Compte tenu de la portée très limitée qui est proposée quant à son application aux plateformes de médias sociaux et l'exclusion complète des particuliers qui publient du contenu de cette application, croyez-vous que le projet de loi devrait être adopté?
Certainement. Je pense qu'il y a urgence de le faire. Comme l'ont souligné certains membres du Comité, ces plateformes de diffusion en continu et de partage profitent de l'énorme valeur qu'elles génèrent au Canada en divertissant leurs auditoires et en récoltant les recettes générées par la publicité et les abonnements. En termes simples, comme vous l'avez expliqué, elles seraient tenues de faire une contribution et de s'assurer que les produits canadiens sont visibles dans les choix offerts aux clients. Je pense que c'est une excellente chose et un grand pas dans la bonne direction.
À mon avis, tel qu'amendé, le projet de loi apporte des garanties supplémentaires et ferme très bien les portes. Autrement dit, il réduit à néant la probabilité que le CRTC, à un moment ou à un autre, prenne des décisions qui pourraient, de quelque manière que ce soit, mettre en cause la liberté des utilisateurs d'Internet.
Il ne me reste que deux minutes, mais j'aimerais revenir à vous, madame Yale. Nous avez participé à ce processus dès le début, avec votre rapport et toutes les consultations que vous avez menées. Avez-vous un dernier commentaire à faire pour clore la discussion d'aujoud'hui?
Je dirais que ce qui nous a vraiment frappés, c'est le sentiment d'urgence exprimé par la communauté des créateurs canadiens.
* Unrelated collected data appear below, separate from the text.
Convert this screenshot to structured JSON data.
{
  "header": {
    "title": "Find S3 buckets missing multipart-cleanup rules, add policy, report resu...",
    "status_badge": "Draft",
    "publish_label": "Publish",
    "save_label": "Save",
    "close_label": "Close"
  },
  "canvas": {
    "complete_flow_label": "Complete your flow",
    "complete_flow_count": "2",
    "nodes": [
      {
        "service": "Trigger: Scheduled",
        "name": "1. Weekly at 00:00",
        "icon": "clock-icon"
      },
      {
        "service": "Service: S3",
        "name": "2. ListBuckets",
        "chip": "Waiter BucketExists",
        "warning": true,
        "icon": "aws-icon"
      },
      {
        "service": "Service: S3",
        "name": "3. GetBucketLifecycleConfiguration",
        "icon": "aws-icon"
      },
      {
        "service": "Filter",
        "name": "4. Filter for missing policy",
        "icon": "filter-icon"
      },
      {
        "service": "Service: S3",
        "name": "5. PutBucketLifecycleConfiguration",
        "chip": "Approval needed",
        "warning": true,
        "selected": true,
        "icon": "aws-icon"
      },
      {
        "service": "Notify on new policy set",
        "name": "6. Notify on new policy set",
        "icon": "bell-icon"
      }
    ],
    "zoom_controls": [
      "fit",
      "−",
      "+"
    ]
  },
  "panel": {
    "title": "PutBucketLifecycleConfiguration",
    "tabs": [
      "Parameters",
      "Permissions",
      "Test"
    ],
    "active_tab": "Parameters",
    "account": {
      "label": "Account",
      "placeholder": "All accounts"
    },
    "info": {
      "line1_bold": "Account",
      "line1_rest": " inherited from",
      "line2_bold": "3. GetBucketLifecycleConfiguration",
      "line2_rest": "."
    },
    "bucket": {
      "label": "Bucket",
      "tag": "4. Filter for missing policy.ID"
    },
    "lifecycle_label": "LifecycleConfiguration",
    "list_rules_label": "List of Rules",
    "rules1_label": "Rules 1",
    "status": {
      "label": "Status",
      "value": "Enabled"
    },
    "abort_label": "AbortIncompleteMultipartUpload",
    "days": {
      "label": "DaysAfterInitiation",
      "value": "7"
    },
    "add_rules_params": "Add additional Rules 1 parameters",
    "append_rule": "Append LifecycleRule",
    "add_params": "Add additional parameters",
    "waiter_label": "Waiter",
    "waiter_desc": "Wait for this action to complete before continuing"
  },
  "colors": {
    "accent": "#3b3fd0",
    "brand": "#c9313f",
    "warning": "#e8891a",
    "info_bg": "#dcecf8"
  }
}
Il est vrai qu'une partie de ces plateformes et de ces services de diffusion en continu dépensent de l'argent au Canada sur des productions de services, mais le véritable critère, du point de vue de la politique culturelle, c'est de savoir s'ils investissent dans des productions où les postes de création sont confiés à des Canadiens. C'est ce qui nous permettra d'avoir un secteur culturel dynamique au Canada et, du point de vue de la politique culturelle, nous y croyons fermement. Ce que nous ont dit les gens d'un bout à l'autre du Canada, c'est que nous devons assujettir à la Loi ces services en ligne et nous assurer qu'ils contribuent équitablement à la politique culturelle canadienne. C'est ce que nous avons entendu haut et fort partout où nous sommes allés.
Je vous remercie, chers collègues. C'est ainsi que prend fin cette discussion.
J'ai une question importante à poser en terminant, mais avant de le faire, je tiens à remercier chaleureusement nos invités d'aujourd'hui. Nous avons constitué ce groupe d'experts, et je suis d'accord avec tous mes collègues pour dire que nous avons eu une discussion très intéressante.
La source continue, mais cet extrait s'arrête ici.